Toronto-based Invesco Canada Ltd. has launched Invesco Global Targeted Returns Pool for accredited investors on Wednesday.
The pool fund, which is available in a fee-based series, seeks to achieve a positive total return through capital growth and income in all market conditions over a rolling three-year period. It aims to achieve this with less than half the volatility of global equities over that same period, according to the firm’s announcement released on Wednesday.
Invesco Global Targeted Returns Pool will be subject to Invesco’s three-step investment strategy, which begins with selecting and approving investment ideas from across asset classes and geographies; combining those ideas into a single, diversified portfolio using a risk-based fund-management framework; and then everything is implemented through Invesco’s global trading desks.

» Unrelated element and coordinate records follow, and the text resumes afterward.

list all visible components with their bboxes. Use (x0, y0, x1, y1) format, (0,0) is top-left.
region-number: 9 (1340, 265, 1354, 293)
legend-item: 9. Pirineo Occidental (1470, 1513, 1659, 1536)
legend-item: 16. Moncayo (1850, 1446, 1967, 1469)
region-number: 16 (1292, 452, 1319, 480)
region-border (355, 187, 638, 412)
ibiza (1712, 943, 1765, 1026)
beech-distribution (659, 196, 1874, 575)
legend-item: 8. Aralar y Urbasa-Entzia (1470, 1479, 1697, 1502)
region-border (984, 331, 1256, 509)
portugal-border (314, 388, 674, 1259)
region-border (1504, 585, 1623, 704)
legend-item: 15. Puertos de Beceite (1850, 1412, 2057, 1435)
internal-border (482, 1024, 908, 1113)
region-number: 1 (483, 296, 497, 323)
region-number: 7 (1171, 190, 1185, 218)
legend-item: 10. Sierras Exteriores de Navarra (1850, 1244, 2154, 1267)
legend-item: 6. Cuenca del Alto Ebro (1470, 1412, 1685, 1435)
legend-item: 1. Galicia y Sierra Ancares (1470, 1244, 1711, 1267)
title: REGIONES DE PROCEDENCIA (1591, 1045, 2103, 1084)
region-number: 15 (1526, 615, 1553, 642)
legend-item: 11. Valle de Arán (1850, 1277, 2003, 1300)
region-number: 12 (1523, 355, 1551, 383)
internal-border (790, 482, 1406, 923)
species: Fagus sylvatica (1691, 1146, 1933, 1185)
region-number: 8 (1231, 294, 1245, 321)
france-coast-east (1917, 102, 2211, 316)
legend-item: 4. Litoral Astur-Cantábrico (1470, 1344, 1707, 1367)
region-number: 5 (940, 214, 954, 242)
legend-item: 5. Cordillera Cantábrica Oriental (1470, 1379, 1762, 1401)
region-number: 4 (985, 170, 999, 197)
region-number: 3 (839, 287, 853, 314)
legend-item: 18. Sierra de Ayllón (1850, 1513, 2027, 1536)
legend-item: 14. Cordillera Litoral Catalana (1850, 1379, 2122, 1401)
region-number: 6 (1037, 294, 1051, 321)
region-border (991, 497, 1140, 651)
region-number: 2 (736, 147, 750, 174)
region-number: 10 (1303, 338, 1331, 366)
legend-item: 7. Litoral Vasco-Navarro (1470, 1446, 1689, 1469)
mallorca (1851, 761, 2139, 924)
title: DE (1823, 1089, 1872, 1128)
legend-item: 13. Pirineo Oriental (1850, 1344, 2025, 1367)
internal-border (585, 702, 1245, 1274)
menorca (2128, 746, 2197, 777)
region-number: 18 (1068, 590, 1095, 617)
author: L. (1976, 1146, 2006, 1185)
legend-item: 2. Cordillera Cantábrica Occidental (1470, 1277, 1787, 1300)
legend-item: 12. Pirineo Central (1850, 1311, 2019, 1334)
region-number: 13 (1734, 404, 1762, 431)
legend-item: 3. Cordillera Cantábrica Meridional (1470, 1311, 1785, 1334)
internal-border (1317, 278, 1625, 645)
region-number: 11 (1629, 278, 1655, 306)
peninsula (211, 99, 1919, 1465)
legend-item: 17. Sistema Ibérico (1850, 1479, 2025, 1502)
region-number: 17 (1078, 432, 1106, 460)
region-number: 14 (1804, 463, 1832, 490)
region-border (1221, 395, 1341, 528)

This strategy was initially launched in 2013 and had more than US$13 billion in assets under management as of March 31. David Millar, head of Invesco’s multi-asset team, and Dave Jubb and Richard Batty, portfolio managers on that team, lead this strategy.
“We believe that the only way to achieve true diversification is to break away from the focus on asset-class constraints,” says Millar in a statement. “We’re targeting a positive return in line with risk-asset returns over the long term for our clients, but, more [importantly], we’re aiming to deliver that return with less than half of the volatility of global equities.”